President Obama tried to further cloak the abortion-expansive provisions of the bill with a hollow executive order -- a document that was dismissed by the president of Planned Parenthood as a "symbolic gesture."

Last July, while implementing the very first major component of the law, the Pre-Existing Condition Insurance Plan program, HHS happily approved state-submitted plans that explicitly covered elective abortions. When National Right to Life threw a spotlight on this development, the administration made a discretionary decision to exclude abortion from the program, although nothing in the PPACA prohibited such abortion coverage.

Laura Murphy of the American Civil Liberties Union said, "What is disappointing is that there is nothing in the law that requires the Obama administration to impose this broad and highly restrictive abortion ban." Nancy-Ann DeParle, the head of the White House Office of Health Reform, assured the pro-abortion activists that the discretionary decision to exclude abortion from the PCIP program "is not a precedent for other programs or policies" under the PPACA.

You can bet on that. The PPACA explicitly authorizes refundable "tax credits" (essentially, entitlement payments that are not related to actual tax liability) to purchase health plans that will cover all abortions -- a sharp break from the principles of the Hyde Amendment. The PPACA authorizes the Office of Personnel Management to administer "multi-state" plans that are implicitly authorized to cover elective abortions. The PPACA provides $9.5 billion in funding for community health centers, which pro-abortion activists have targeted as new abortion-providing sites, without any restriction on the use of these funds for abortion. And the list goes on.

These abortion-expansive provisions would be corrected by enactment of the Protect Life Act (H.R. 358), sponsored by Rep. Joe Pitts (R-Pa.). The bill is closely patterned on the Stupak-Pitts Amendment -- indeed, Prof. Sara Rosenbaum of the George Washington University School of Public Health, testifying against the bill, acknowledged, "I would say this bill would bring health reform into line with what originally was Stupak-Pitts."

The bill also contains important safeguards to prevent health care providers from being penalized for refusing to participate in providing abortions. Such protections are badly needed in the face of accelerating campaigns by groups such as the ACLU and the National Health Law Program to force individual and institutional healthcare providers to choose between providing abortions or abandoning the healing arts.

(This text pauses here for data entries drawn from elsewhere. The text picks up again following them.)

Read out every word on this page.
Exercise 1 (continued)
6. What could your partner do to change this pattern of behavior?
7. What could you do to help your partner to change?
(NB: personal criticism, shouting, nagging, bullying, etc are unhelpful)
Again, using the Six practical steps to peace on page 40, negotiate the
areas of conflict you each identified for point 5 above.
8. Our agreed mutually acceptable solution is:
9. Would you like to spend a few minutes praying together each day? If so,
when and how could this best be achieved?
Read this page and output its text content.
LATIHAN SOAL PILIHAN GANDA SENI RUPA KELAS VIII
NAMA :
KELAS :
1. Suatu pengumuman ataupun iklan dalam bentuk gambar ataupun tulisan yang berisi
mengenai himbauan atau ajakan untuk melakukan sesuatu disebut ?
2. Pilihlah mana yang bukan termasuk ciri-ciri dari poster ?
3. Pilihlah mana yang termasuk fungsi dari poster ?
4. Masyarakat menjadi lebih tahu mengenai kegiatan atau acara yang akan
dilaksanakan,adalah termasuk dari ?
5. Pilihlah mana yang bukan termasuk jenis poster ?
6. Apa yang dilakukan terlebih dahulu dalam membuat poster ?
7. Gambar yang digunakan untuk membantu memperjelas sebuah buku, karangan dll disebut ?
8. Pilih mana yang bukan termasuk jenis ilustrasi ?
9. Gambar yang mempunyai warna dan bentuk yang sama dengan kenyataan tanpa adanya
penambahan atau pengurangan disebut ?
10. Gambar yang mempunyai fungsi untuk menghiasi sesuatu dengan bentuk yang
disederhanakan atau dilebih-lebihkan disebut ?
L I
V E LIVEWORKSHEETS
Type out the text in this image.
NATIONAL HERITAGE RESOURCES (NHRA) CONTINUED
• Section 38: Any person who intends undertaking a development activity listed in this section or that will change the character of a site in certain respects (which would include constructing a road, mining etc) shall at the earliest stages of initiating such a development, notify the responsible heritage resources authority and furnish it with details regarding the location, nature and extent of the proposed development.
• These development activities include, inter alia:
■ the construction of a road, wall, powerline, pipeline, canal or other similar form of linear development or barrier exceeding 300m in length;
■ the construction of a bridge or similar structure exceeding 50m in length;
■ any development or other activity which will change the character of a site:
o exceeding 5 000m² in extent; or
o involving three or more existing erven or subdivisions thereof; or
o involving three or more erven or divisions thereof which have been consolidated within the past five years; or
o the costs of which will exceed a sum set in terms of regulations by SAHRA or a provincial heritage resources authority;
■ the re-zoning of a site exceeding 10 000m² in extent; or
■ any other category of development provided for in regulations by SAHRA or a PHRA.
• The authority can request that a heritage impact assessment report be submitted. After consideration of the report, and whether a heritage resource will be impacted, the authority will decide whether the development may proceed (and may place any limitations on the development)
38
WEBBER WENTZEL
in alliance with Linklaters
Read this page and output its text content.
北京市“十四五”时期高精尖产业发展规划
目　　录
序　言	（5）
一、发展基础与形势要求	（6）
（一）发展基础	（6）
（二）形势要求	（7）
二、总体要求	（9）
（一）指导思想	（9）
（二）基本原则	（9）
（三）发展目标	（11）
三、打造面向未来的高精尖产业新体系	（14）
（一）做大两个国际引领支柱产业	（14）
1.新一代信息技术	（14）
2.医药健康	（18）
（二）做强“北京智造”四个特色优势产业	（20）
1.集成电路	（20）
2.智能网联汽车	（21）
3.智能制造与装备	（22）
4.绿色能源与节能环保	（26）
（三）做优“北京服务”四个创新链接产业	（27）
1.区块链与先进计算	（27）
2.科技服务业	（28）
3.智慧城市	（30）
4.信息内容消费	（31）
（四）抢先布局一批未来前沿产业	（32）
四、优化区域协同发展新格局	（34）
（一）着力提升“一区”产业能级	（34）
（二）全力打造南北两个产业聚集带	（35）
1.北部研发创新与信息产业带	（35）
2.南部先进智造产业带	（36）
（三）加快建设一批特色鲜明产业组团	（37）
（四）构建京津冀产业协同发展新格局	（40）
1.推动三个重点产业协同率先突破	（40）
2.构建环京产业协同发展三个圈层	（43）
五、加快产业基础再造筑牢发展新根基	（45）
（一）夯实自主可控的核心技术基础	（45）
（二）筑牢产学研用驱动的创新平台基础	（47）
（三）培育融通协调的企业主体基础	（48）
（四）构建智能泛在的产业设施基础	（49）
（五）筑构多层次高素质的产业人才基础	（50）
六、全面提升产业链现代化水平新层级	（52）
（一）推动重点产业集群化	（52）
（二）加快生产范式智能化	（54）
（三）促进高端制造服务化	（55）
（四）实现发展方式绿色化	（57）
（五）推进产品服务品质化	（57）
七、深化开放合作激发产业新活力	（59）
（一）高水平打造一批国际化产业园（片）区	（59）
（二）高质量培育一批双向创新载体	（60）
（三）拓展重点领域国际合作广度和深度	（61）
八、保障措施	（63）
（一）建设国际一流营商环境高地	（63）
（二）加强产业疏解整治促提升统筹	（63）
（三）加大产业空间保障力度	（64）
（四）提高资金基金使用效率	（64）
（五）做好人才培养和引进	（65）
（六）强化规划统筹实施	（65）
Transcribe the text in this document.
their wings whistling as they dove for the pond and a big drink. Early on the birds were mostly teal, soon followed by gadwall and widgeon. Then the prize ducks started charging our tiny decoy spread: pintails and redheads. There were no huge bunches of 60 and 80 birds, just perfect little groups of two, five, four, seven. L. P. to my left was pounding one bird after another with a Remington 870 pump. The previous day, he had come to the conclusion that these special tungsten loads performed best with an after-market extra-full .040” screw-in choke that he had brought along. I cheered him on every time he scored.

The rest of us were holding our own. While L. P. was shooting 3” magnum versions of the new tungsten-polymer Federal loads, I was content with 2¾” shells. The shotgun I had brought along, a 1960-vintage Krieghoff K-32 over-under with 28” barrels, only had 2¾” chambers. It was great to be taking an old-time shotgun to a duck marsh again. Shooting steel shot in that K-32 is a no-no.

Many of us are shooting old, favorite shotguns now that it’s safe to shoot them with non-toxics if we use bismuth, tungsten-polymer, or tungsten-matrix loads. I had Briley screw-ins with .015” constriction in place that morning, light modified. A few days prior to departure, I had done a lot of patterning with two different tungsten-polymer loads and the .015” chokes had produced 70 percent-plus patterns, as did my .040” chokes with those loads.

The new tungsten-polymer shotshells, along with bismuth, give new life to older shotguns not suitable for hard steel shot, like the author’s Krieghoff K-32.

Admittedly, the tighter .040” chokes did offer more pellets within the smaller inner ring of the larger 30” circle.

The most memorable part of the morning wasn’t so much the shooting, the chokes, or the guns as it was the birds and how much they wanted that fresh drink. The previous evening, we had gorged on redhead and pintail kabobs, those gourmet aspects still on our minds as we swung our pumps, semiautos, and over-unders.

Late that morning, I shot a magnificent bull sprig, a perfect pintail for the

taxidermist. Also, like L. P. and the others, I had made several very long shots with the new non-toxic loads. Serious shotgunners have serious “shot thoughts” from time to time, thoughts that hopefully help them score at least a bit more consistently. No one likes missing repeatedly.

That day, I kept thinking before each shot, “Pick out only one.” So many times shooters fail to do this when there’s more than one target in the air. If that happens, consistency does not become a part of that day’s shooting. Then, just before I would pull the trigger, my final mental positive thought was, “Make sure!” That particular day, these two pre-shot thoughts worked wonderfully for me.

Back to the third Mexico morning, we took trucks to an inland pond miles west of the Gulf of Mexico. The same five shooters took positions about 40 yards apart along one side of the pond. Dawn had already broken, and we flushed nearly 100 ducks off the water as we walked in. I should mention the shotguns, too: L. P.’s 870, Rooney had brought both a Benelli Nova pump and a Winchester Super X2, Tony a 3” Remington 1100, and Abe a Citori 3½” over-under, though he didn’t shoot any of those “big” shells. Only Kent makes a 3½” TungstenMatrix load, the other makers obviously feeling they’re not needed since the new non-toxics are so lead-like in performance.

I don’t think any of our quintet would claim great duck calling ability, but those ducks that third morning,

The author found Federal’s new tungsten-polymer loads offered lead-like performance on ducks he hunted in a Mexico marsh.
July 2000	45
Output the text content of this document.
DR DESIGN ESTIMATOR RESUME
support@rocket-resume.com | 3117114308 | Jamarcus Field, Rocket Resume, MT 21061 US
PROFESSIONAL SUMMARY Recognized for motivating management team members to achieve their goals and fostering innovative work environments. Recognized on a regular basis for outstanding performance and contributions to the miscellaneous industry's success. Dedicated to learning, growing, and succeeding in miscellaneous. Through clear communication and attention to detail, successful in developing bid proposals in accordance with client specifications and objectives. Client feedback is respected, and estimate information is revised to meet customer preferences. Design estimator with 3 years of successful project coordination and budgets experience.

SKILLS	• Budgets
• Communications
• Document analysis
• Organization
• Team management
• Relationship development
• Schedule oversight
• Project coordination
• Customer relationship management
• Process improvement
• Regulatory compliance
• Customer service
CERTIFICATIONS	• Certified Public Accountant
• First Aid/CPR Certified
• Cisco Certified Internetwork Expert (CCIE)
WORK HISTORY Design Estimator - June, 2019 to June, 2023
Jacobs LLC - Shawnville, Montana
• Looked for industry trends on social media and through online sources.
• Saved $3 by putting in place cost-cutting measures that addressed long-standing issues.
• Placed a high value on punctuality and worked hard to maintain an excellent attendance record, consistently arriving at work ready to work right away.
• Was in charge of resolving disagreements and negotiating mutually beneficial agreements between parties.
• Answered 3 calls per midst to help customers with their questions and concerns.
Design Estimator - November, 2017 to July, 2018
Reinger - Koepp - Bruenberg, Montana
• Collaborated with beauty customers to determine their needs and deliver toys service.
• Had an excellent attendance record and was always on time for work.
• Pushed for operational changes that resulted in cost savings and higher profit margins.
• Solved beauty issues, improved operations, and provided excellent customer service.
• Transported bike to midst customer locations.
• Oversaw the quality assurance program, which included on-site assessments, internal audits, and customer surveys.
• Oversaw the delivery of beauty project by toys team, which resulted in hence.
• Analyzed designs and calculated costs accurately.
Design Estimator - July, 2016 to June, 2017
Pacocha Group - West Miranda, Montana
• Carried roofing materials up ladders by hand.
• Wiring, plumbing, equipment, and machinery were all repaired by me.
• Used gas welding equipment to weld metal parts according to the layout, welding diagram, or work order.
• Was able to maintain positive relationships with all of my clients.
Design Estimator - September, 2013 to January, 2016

What is ultimately needed, however, is a clear, comprehensive, uniform policy to prevent federal subsidies for abortion. This would be provided by enactment of the No Taxpayer Funding for Abortion Act (H.R. 3), introduced by Rep. Chris Smith (R-NJ) and Dan Lipinski (D-Il.), currently with 208 cosponsors. The House Judiciary Committee will mark up H.R. 3 on March 3.

Opponents of these bills have frantically sought to manufacture diversionary issues, such as the claim that the Smith-Lipinski bill contains tax hikes (imaginary), or that the Pitts bill would somehow discourage insurers from covering treatments for injuries caused by abortions (utterly baseless). The core policies contained in these bills have already been in effect for decades for the FEHB program, Medicaid, the military and most other federal health programs, and experience belies the imaginative claims to the opponents.

During the initial congressional debates over federal funding of abortion during the 1970s, the pro-abortion side engaged in similar scare tactics -- claiming, for example, that the Hyde Amendment would result in a huge increase in abortion-related morbidity and mortality. Instead, there was no measurable increase at all -- but, as I noted in recent congressional testimony, another dramatic effect did occur: Well over one million Americans are alive today, who otherwise would have died in federally funded abortions.

According to the Guttmacher Institute, this is a "tragic result." But anyone who advocates "abortion reduction" -- a goal to which even President Obama has given lip service -- should embrace the Pitts and Smith-Lipinski bills to codify and extend the principles and the lifesaving effects of the Hyde Amendment.